Sanggahan lain adalah bukti telah munculnya Islam di masa awal dengan bukti

Tarikh Nisan Fatimah binti Maimun (1082M) di Gresik.

C. Proses Persebaran Pengaruh Islam di Indonesia

Persebaran pengaruh Islam di Indonesia pada awalnya berlangsung lambat, dan

meliputi hampir seluruh wilayah Indonesia, kecuali sejumlah kawasan di

Indonesia bagian timur.

Berdasarkan sumber-sumber sejarah, baik berupa tulisan maupun peninggalan

fisik, proses persebaran pengaruh Islam di Indonesia diperkirakan sebagai berikut.

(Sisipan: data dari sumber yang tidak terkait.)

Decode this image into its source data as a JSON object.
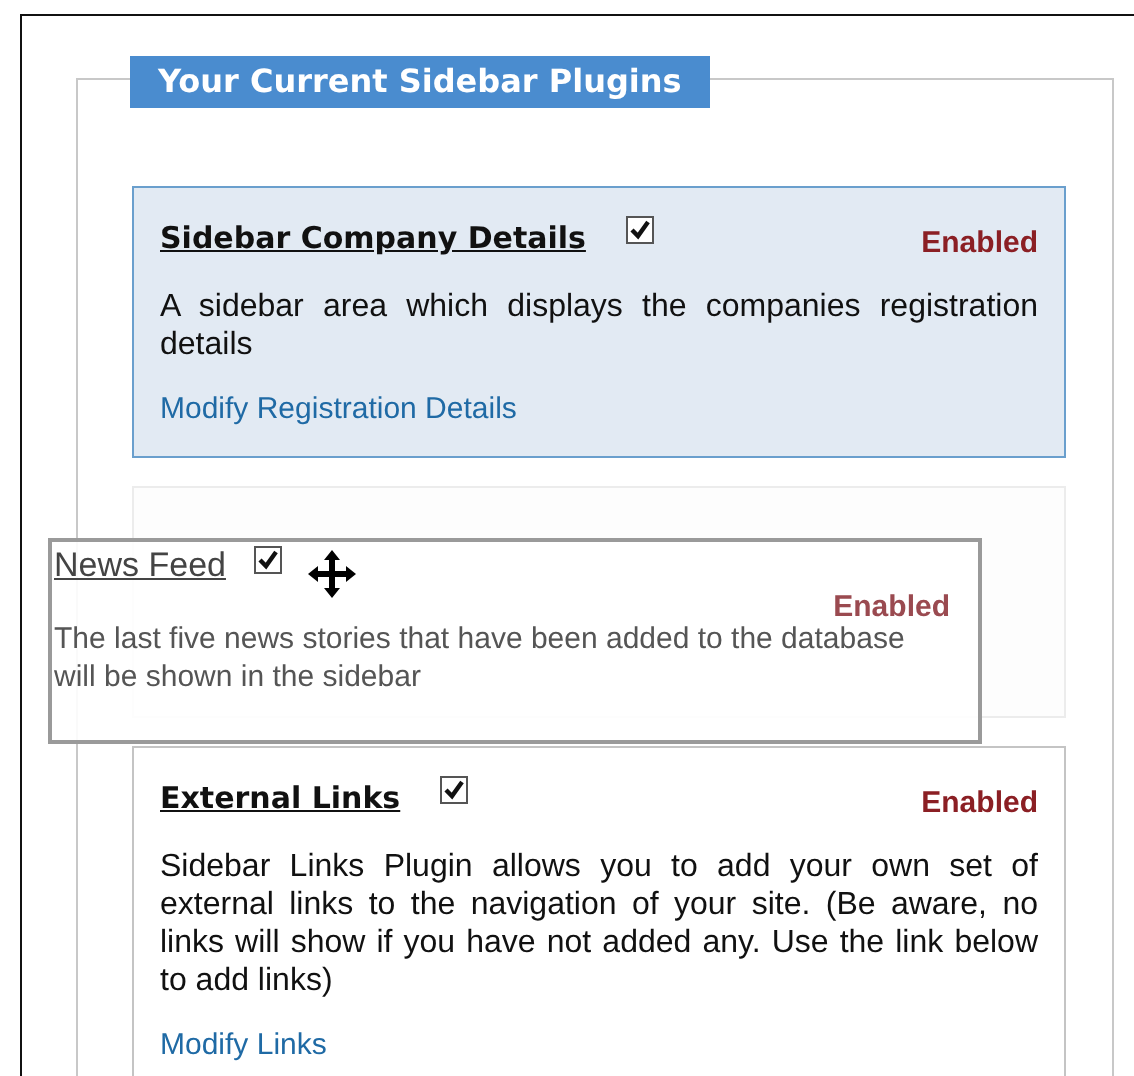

Para pedagang muslim mancanegara mendirikan pemukiman semi permanen

di sejumlah bandar penting Indonesia. Mereka mendirikan masjid untuk

keperluan kegiatan keagamaan. Saat berinteraksi dengan penduduk pribumi,

mereka mengenal ajaran dan nilai-nilai Islam.

Pengenalan ajaran dan nilai Islam belum memperoleh tanggapan saat

pengaruh kerajaan Hindu-Budha masih kuat. Meskipun demikian, para

pedagang tetap aktif berdakwah, bahkan melibatkan mubalig dari negeri asal

mereka. Upaya itu menunjukkan hasil ketika pengaruh kerajaan Hindu-Budha

mulai surut. Sejumlah pemukiman muslim yang permanen bermunculan di

sejumlah Bandar penting seperti di Sumatra, Jawa, Kalimantan, dan Maluku.

Berkembangnya pemukiman muslim di pusat-pusat perdagangan menjadikan

masyarakat muslim sebagai kekuatan ekonomi. Para pedagang muslim

pribumi terlibat aktif dalam kegiatan perdagangan mancanegara. Namun

7

kekuatan ekonomi belum beralih menjadi kekuatan politik selama kerajaan

Hindu-Budha masih berpengaruh.

Kekuatan ekonomi itu beralih menjadi kekuatan politik saat penguasa pribumi

di bandar-bandar dagang menjadi muslim. Kondisi itu dipercepat dengan

mundurnya pengaruh kerajaan Hindu-Budha. Puncak dari kekuatan politik

Islam adalah munculnya sejumlah kerajaan Islam di Indonesia.

a. Penyebaran Pengaruh Islam di Indonesia

Proses persebaran Islam di Indonesia berjaln dengan lancar. Hal itu terbukti dari

wilayah persebarannya yang luas. Penyebabnya antara lain seabagai berikut.

Syarat-syarat masuk agama Islam sangat mudah. Seseorang telah dianggap

masuk Islam bila ia telah mengucapkan dua kalimat syahadat, yang berisi

pengakuan bahwa tidak ada Tuhan selain Allah dan Nabi Muhammad adalah

utusan Allah.

Upacara-upacara dalam Agama Islam sangat sederhana bila dibandingkan

dengan agama Hindu dan Budha.

Agama Islam tidak mengenal sistem kasta dan menganggap semua manusia

mempunyai kedudukan yang sama dihadapan Allah.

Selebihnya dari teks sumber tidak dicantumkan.